Pinacl Solutions



How Blockchain can enhance the IoT

Blockchain and the Internet of Things (IoT) are two of the most commonly used words in the technology industry today. In our previous blogs, we have talked about what the IoT is and how new key technologies can enhance IoT initiatives and deployments.

This blog will explain how Blockchain and the Internet of Things can work together to deliver enhanced services along with improved security and governance relating to an individual’s personal information. 

What is Blockchain?

Blockchain is a hot topic around the world these days, yet few people know exactly what Blockchain is or how it works. Blockchain can be thought of as a decentralised database that keeps records of digital transactions. Rather than having a centralised administrator like a traditional database, Blockchain distributes the ledger to multiple computers simultaneously.

Blockchain technology is like the internet in that it has built in robustness.  By storing blocks of information identical across its network, Blockchain cannot be controlled by a single entity and failure is almost impossible as it has no single point of failure.

Blockchain is probably most associated with the digital currency Bitcoin, although the technology has many other applications. New uses of Blockchain are emerging including electronic voting, digitally recorded assets e.g. land registry, to regulatory compliance and trading.

When people talk about smart contracts in relation to blockchain they are describing computer code that can facilitate the exchange of something e.g. money, content, shares etc. When run on blockchain, a smart contract becomes like a self-operating computer program that automatically executes when specific conditions are met. Because they are running on blockchain, they are guaranteed to run exactly as programmed without any risk of failure, fraud or third party interference. 

So how can Blockchain play a part in the Internet of Things?

The Internet of Things consists of connecting everyday objects – physical devices, vehicles, buildings, wearable technology etc. with embedded electronics, software, sensors allowing them to send and receive data. Assembling all this data allows for intelligent decisions to be made either by humans or by machines against pre-set rules. IoT is an enabler for change and can allow systems and devices to intelligently talk to each other in real time. 

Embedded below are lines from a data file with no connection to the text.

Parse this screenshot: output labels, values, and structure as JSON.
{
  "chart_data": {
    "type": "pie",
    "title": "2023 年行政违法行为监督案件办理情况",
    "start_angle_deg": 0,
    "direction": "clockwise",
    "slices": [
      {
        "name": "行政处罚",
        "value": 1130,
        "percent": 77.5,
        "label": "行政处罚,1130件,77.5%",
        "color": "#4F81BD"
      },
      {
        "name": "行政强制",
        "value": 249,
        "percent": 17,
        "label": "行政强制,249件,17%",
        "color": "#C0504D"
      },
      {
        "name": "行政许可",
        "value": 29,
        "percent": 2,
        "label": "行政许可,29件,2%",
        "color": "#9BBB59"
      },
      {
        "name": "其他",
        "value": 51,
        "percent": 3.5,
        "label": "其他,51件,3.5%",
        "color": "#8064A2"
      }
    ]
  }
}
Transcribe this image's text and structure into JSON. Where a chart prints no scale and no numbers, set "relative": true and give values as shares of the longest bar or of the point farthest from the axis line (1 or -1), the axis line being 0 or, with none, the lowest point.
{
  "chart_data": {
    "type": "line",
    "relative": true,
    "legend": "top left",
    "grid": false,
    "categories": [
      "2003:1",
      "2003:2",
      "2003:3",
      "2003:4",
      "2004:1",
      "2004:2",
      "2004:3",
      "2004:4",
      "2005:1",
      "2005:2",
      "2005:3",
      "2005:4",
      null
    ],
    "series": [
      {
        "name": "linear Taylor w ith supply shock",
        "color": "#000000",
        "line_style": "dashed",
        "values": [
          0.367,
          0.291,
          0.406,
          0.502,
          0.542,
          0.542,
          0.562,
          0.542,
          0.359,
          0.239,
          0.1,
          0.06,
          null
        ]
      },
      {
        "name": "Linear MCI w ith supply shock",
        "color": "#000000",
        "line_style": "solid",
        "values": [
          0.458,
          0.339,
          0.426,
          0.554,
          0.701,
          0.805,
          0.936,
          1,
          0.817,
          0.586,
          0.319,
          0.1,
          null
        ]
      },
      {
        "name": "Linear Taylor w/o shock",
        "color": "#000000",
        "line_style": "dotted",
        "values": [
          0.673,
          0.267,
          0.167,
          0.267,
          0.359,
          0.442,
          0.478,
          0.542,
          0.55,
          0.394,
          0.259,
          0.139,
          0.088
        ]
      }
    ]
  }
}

Some of the areas where Blockchain technology could potentially support IoT solutions include:

  • The ability to implement Smart Contracts - Blockchain makes the automation of large scale remote systems management possible. The exchange of data between sensors and software over the network e.g. in a City wide smart lighting service, and the resulting ability to manage, monitor and contractually track the service performance can result in increased efficiency and a reduction in the overall costs.
  • Identity Management – providing individuals with the ability to effectively control and manage their digital identity is very important in today’s high tech world. Especially when our smart devices are gathering information about us and potentially sharing that with a myriad of companies. Blockchain technology can be used to support the ability for individuals to opt in or out of providing access to personal information e.g. details relating to their physical activity, current location and regular journeys. On the reverse side, the technology can also provide companies with the ability to enable individuals to opt in/out of giving access to specific personal data when deploying a service. Access to an individual’s personal information could be required to provide the service e.g. displaying information on the next available bus home, or it could be in way of payment for accessing a service e.g. Public WiFi. Providing users with the ability to opt in/out is critical to comply with user acceptance of the service and possibly to meet legislation.
  • Personal Data marketplace – In addition to providing the means for creating and managing your digital identity, Blockchain can also deliver the ability to effectively manage the buying and selling of data whilst ensuring strict control and privacy. This could involve providing specific companies with real time access to information gathered by smart devices in return for a discount on services e.g. life insurance.
  • Governance – The Internet of Things provides the ability to deploy remote sensors to measure near enough anything. As a result, sensor networks are being deployed to measure air quality, water level monitoring, traffic levels etc. Blockchain can be used alongside these smart solutions to ensure that the results are fully transparent and publicly accessible, via the fact it acts as a distributed database.

In conclusion

Blockchain has a lot to offer the IoT world, and the ability for users to control their digital identity and effectively opt in or out of trading their personal information in return for access to services or financial rewards is exciting. Imagine a world where you could:

  • Receive a discount on an insurance product in return for providing them with real time access to your physical activity information
  • Request a quotation for a financial product e.g. car insurance and not have to complete  those online quote request forms multiple time, as you can grant the relevant companies one time access to the relevant parts of your personal information in order to provide you with a quote
  • City wide services e.g. Smart lighting. Where the services are delivered under a smart contract ensuring they meet the defined KPI’s and SLA. The smart contract can also ensure that the service company is automatically paid in accordance with actual deliverables and achieved service levels. So a better more efficient service that benefits the consumer and provider.

We are still in the early stages of Blockchain development, and the rollout and acceptance of the Internet of Things solutions on a wide scale basis. One thing we can be sure of is that both technologies are here to stay and will affect our lives greatly over the coming years. The question is more on what businesses are willing to roll out and what we as individuals are willing to accept. Both technologies have the ability to drive fundamental changes in our everyday lives.